The Green Bible
- Cover
- Author: various
- Subject: Religion, environmentalism
- Publisher: Harper Bibles
- Publication date: 2008
- ISBN: 978-0-06-162799-6
- OCLC: 227199080

= The Green Bible =

English study Bible with focus on environmental issues

The Green Bible is an English version of the New Revised Standard Version Bible with a focus on environmental issues and teachings. It was originally published by Harper Bibles on October 7, 2008. It is a study Bible featuring a foreword by Desmond Tutu and essays by Matthew Sleeth, Calvin B. DeWitt, Pope John Paul II, Brian McLaren, Ellen Bernstein, Ellen F. Davis, James Jones, N.T. Wright, Barbara Brown Taylor, and Gordon Aeschliman.

==Background==
The Green Bible is meant to "equip and encourage [readers] to see God's vision for creation and help [them] engage in the work of healing and sustaining it". Emphasizing what the publishers see as the Bible’s message on the environment, all passages mentioning the environment are printed in green ink to draw the reader’s attention.

==Inspiration==
Mark Tauber, senior vice-president of HarperOne, has stated that the Green Bible was developed with the intention of being "the first ever specialty bible that takes the issues of sustainability, stewardship of the earth, what many in the religious community call 'creation care' very seriously". He went further, exposing on the Green Bible’s purpose: "That the Bible has a profound message of sustainability—some might argue, the original message—is not all that surprising. What is surprising is that it is not one of the first things that comes to mind when most folks think about the Bible and its message. This Bible seeks to change that fact. We believe that the unique and specially added features by some of today's most important thinkers, writers and leaders, across the ecumenical spectrum make it a must-have for those who already find motivation, comfort and inspiration in it and for the many more who might see it freshly as a critical resource in their journey to sustain our planet".

HarperOne also claims the Bible contains more references to the environment than it does about love or most other subjects.

==Construction==
The Green Bible is meant to be a study bible, and features a "green trail study guide" of the Bible, directing readers to specific verses on the environment and stewardship. Additionally, it features a topical index for finding verses pertaining to specific subjects. Before the biblical text, the Green Bible provides an introduction from Archbishop Desmond Tutu and essays from Brian McLaren, Cal DeWitt, Barbara Brown Taylor, Pope John Paul II, Ellen F. Davis, N. T. Wright, Ellen Bernstein, Matthew Sleeth, James Jones, and Gordon Aeschliman. Verses involving the environment or the earth are highlighted in green to draw reader’s attention.

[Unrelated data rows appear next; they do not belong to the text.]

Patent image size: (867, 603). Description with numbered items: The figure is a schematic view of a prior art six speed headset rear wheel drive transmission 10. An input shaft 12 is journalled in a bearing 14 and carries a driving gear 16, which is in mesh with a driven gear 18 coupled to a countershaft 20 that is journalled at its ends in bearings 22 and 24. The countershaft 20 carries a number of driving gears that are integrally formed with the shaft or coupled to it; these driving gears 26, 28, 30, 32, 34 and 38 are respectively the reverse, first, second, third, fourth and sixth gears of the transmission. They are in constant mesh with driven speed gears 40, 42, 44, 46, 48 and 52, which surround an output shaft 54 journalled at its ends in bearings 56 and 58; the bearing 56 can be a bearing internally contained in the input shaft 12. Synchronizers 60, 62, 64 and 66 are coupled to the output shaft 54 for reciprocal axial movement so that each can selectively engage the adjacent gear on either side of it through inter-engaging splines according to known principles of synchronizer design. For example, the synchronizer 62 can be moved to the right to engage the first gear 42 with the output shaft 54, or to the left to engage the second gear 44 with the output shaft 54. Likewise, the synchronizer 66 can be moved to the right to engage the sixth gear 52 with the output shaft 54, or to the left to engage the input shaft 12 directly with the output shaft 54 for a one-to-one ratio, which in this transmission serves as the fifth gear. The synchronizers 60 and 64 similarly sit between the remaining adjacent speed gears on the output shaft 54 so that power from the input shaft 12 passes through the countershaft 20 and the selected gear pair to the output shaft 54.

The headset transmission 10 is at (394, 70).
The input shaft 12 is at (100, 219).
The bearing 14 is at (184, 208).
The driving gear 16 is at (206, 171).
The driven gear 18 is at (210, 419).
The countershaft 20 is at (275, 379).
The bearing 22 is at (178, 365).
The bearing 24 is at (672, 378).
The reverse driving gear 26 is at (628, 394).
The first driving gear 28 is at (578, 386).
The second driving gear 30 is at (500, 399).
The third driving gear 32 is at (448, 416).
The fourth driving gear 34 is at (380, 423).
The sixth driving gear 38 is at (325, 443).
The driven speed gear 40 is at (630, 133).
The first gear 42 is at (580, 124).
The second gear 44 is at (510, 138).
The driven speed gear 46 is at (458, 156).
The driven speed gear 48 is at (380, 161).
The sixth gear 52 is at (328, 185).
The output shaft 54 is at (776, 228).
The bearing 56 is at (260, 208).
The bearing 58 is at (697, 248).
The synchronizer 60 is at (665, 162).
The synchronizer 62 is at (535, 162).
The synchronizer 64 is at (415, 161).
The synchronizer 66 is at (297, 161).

Notable theologians including Archbishop Desmond Tutu and conservative N.T. Wright contributed material to the edition’s supplemental reading. To further support the green cause, HarperCollins printed the Green Bible on recycled paper, used soy-based ink, and made the cover from renewable cotton linen.

==Reception==

The Sierra Club, The Humane Society, and the Eco-Justice Program have all officially endorsed the Green Bible. Reaction to the Green Bible among Christian leaders has been mixed. Some leaders have praised the concept of the Green Bible, but have raised issues with how some content is presented, stating that the environmental message deemphasizes the Bible’s central message of the Gospels. Richard Land, head of the Southern Baptist Convention’s Ethics & Religious Liberty Commission said about the edition: "Sure it's important, but when they asked Jesus what was most important, he said, 'Love your God, and love your neighbor as yourself.' He didn't say anything about creation".

Evangelist Matthew Sleeth stated that the Green Bible may help bridge the gap between liberal and conservative Christians.

Larry Schweiger, President of the National Wildlife Federation praised the Green Bible for giving "solid context" for environmentalism. In contrast, some conservatives, like talk show host Pat Gray, accused the Green Bible of merely being a marketing gimmick and money-making scheme for HarperCollins.